Doznanego przez Moskwę prestiżowego ciosu nie można jednak ukryć. Agresywna polityka Kremla zmusiła w końcu Unię Europejską do stanowczości, nawet jeśli wielu zachodnim politykom było to nie w smak.
Władimir Putin ogłosił, że do zawieszenia projektu wartego 16 mld euro skłoniła go decyzja Bułgarii, ale przecież wiadomo, że ta gra nie rozegrała się w Sofii. To Unia Europejska zdobyła się na rzadką stanowczość. W krótkim terminie państwa unijne zapłacą za to nieco wyższymi cenami gazu, ale UE uniknie przekroczenia bariery 35 proc. rosyjskich dostaw dla Europy.
Trzeba było Ukrainy i zestrzelenia malezyjskiego boeinga, by Zachód zrozumiał, że agresywna Rosja to nie wymysł Polski ani przerażonych państw bałtyckich. I że od takiego nieprzewidywalnego sąsiada nie można się zbytnio uzależniać.
Zatrzymanie South Stream nie ożywi porzuconego projektu Nabucco, ale widząc, co się dzieje, coraz więcej państw szuka alternatywy dla pozornie najwygodniejszego rozwiązania, jakim wydawał się rosyjski import. Zwiększają się więc dostawy od konkurentów Gazpromu, coraz więcej państw buduje infrastrukturę dla odbioru gazu skroplonego. A na dodatek „gazowa dywizja Kremla" ma kłopoty w walce z unijnymi regulacjami. Wygrywają też Amerykanie, którzy nie dość, że umacniają wpływy w regionie, to jeszcze mogą wejść na europejski rynek gazu.
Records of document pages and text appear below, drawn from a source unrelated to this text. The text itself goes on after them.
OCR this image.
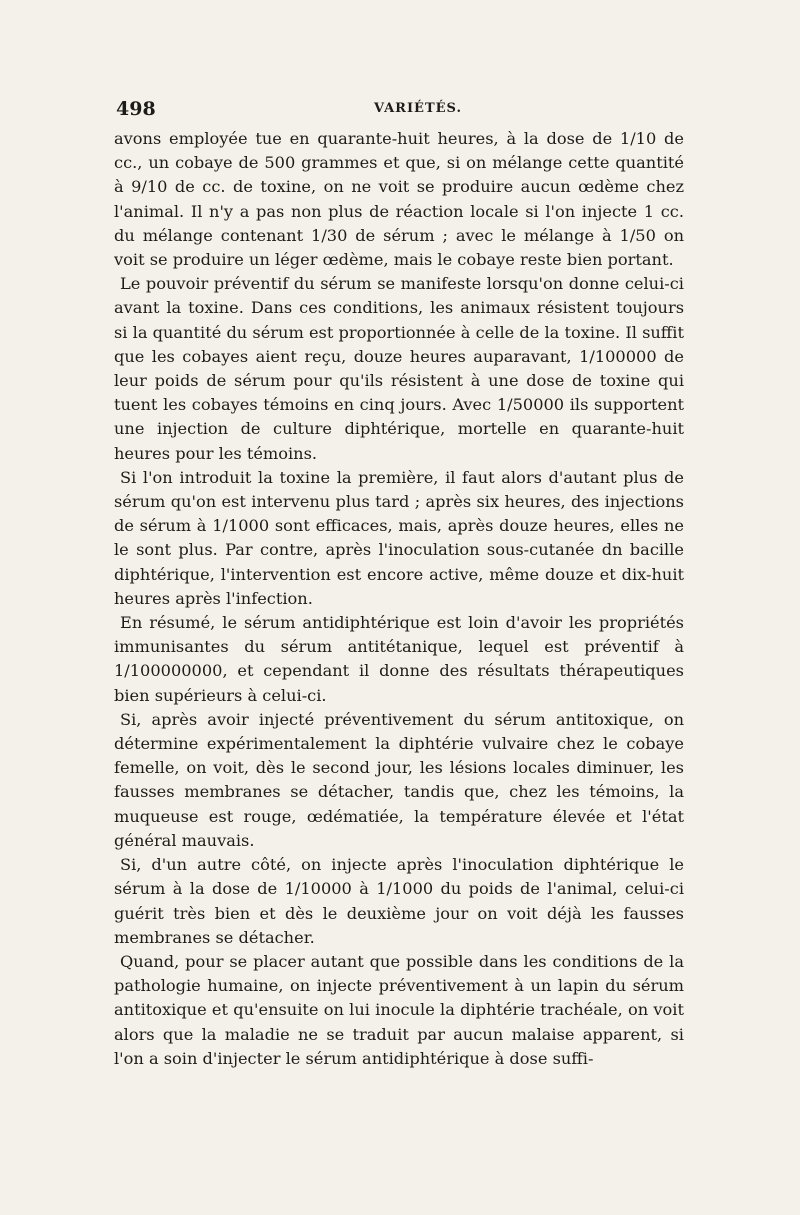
498	VARIÉTÉS.

avons employée tue en quarante-huit heures, à la dose de 1/10 de cc., un cobaye de 500 grammes et que, si on mélange cette quantité à 9/10 de cc. de toxine, on ne voit se produire aucun œdème chez l'animal. Il n'y a pas non plus de réaction locale si l'on injecte 1 cc. du mélange contenant 1/30 de sérum ; avec le mélange à 1/50 on voit se produire un léger œdème, mais le cobaye reste bien portant.

Le pouvoir préventif du sérum se manifeste lorsqu'on donne celui-ci avant la toxine. Dans ces conditions, les animaux résistent toujours si la quantité du sérum est proportionnée à celle de la toxine. Il suffit que les cobayes aient reçu, douze heures auparavant, 1/100000 de leur poids de sérum pour qu'ils résistent à une dose de toxine qui tuent les cobayes témoins en cinq jours. Avec 1/50000 ils supportent une injection de culture diphtérique, mortelle en quarante-huit heures pour les témoins.

Si l'on introduit la toxine la première, il faut alors d'autant plus de sérum qu'on est intervenu plus tard ; après six heures, des injections de sérum à 1/1000 sont efficaces, mais, après douze heures, elles ne le sont plus. Par contre, après l'inoculation sous-cutanée dn bacille diphtérique, l'intervention est encore active, même douze et dix-huit heures après l'infection.

En résumé, le sérum antidiphtérique est loin d'avoir les propriétés immunisantes du sérum antitétanique, lequel est préventif à 1/100000000, et cependant il donne des résultats thérapeutiques bien supérieurs à celui-ci.

Si, après avoir injecté préventivement du sérum antitoxique, on détermine expérimentalement la diphtérie vulvaire chez le cobaye femelle, on voit, dès le second jour, les lésions locales diminuer, les fausses membranes se détacher, tandis que, chez les témoins, la muqueuse est rouge, œdématiée, la température élevée et l'état général mauvais.

Si, d'un autre côté, on injecte après l'inoculation diphtérique le sérum à la dose de 1/10000 à 1/1000 du poids de l'animal, celui-ci guérit très bien et dès le deuxième jour on voit déjà les fausses membranes se détacher.

Quand, pour se placer autant que possible dans les conditions de la pathologie humaine, on injecte préventivement à un lapin du sérum antitoxique et qu'ensuite on lui inocule la diphtérie trachéale, on voit alors que la maladie ne se traduit par aucun malaise apparent, si l'on a soin d'injecter le sérum antidiphtérique à dose suffi-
Przegrali przede wszystkim ci politycy z Europy Środkowej i Południowej, którzy stawiali na Rosję jako gwaranta swojego bezpieczeństwa energetycznego czy wręcz alternatywę dla współpracy z Zachodem. Węgrzy, Słoweńcy, Słowacy czy Bułgarzy (podobnie jak Serbia i pozostali kandydaci do członkostwa w UE) muszą szybko skalkulować, czy warto narażać relacje z Brukselą dla miraży roztaczanych w Moskwie.